Le rapport de la commission des gens du voyage fournit une explication des fondements de la traque. Ils « sont d’une catégorie différente des Français et ne relèvent donc pas du dispositif d'accueil des gens du voyage» selon les propos du rapport. Ils n’ont pas accès aux aires du voyage dont la loi a rendu la création obligatoire pour les communes de plus de 5000 habitants.
Ils vivent, de ce fait, sur des terrains publics ou privés (squats d’immeubles à démolir un jour, par exemple) sans autorisation du propriétaire ou de la commune. Ils sont dans une illégalité qui justifie toutes les mesures prises à leur encontre. L'occupation "sauvage" des terrains et lieux abandonnés donne attribution et les prérogative aux maires et préfets, il y a leur expulsion.
"Elle est à toi cette chanson
Toi l'étranger qui sans façon
D'un air malheureux m'as souri
Lorsque les gendarmes m'ont pris
Toi qui n'as pas applaudi quand
Les croquantes et les croquants
Tous les gens bien intentionnés
Riaient de me voir emmener"
Georges Brassens
Les limites de ces interventions, la décence, l’humanité semblent absentes de la loi et des pratiques.
"La réglementation du droit de libre circulation européen donne une autre clef de question.Le droit de séjour (des citoyens européens au sein de l'Union Européenne) pour une période supérieure à trois mois reste soumis à certaines conditions:
- - soit exercer une activité économique en qualité de travailleur salarié ou non salarié;
- - soit disposer de ressources suffisantes et d'une assurance maladie afin de ne pas devenir une charge pour l'assistance sociale de l'État membre d'accueil pendant son séjour. À ce propos, les États membres ne pourront pas fixer le montant des ressources qu'ils considèrent comme suffisantes, mais ils doivent tenir compte de la situation personnelle de la personne concernée;
- - soit suivre une formation en tant qu'étudiant et disposer de ressources suffisantes et d'une assurance maladie afin de ne pas devenir une charge pour l'assistance sociale de l'État membre d'accueil pendant son séjour;
- - soit être membre de la famille d'un citoyen de l'Union qui entre dans une des catégories susdites."
Les Roms sont considérés comme ayant des ressources insuffisantes. Tous les trois mois, il peuvent être chassés de France et y revenir par une autre frontière pour trois nouveaux mois. Ils augmentent ainsi à coût de voyage réduit pour la France les quotas d'expulsion, en sachant que le coût moyen d'une expulsion est de 21000€.

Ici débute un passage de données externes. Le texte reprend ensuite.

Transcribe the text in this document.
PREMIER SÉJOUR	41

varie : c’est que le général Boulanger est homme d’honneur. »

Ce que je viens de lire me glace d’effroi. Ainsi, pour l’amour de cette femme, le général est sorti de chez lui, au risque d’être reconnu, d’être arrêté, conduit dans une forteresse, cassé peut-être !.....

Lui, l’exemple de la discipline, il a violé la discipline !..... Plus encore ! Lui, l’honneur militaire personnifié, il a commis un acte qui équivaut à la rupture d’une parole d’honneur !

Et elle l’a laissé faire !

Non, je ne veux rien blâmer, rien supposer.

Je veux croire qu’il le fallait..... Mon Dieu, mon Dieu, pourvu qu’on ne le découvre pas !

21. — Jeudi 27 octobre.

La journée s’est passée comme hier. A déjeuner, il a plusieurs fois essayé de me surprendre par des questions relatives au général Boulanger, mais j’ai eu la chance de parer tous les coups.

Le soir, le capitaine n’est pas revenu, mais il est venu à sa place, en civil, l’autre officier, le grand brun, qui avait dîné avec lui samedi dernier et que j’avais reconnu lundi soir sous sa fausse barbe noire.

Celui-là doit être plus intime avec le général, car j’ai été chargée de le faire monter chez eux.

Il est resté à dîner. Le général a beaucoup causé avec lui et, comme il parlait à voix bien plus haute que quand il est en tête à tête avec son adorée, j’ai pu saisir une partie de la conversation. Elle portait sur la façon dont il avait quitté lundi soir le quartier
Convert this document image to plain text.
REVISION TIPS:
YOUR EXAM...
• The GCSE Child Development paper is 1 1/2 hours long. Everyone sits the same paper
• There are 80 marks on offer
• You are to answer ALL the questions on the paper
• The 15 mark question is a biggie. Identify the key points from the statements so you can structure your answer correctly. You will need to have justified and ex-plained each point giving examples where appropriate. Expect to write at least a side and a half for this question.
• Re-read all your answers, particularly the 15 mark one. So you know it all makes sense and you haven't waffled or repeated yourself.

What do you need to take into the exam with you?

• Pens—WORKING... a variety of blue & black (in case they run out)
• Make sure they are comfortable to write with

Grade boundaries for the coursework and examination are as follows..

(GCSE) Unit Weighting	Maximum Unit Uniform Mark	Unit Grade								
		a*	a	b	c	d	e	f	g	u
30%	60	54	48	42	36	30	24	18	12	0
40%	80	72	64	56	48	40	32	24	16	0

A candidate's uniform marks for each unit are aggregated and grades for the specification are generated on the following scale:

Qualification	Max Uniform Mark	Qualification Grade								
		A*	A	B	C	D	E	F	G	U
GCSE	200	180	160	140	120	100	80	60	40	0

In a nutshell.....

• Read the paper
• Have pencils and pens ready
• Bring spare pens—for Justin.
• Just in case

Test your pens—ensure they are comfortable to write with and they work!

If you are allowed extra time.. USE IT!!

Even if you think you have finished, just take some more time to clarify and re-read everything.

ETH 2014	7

"Elle est à toi cette chanson
Toi l'hôtesse qui sans façon
M'as donné quatre bouts de pain
Quand dans ma vie il faisait faim
Toi qui m'ouvris ta huche quand
Les croquantes et les croquants
Tous les gens bien intentionnés
S'amusaient à me voir jeûner"
" Lorsque les gendarmes m'ont pris "
Un exemple parmi d’autres en 2010 dans un village jouxtant Grenoble.
Des policiers, matraques au poing, aspersion de bombes lacrymogènes de très forte puissance. La scène se passe dans un garage désaffecté. Les dernières personnes en sortent en toussant, étouffées par les gaz des forces de l’ordre. Elles ont à peine émergé des lieux où elles avaient trouvé un foyer qu’un bulldozer entre en action. Les plafonds s’écroulent, les cloisons s’effondrent sur les affaires de ces citoyens.
Un voyage à l'escorte très particulière encouragé par l'Etat français
31.08.2011 - Le campement de Saint Denis.
Un jour comme les autres dans ce département pour qui le déplacement stérile des personnes s’avère une utilisation régulière de l’argent public depuis la sortie de la circulaire du 5 août 2010 du ministère de l'intérieur sur l'évacuation des campements illicites et en priorité ceux des Roms comme cela est précisé.
En pleine heure de pointe, une centaine de personnes munies de leurs valises et de tous leurs effets arrivent sur le quai du RER de Saint Denis à la suite d’une décision d’expulsion du Tribunal de Bobigny. Il n’est guère possible actuellement de savoir si l’ordre en a été donné au policier par la préfecture. De même que l’initiative de mettre une rame spéciale à disposition des forces de police n’est pas revendiquée avec fermeté. Cette rame gracieusement offerte à ces familles a été investie d’une garde protectrice d’une dizaine de policiers et de CRS ainsi que de quatre agents de la SNCF. Le dévouement des forces de l’ordre s’est avéré si remarquable qu’elles ont préféré empêcher toute entrée et sortie des wagons aux arrêts.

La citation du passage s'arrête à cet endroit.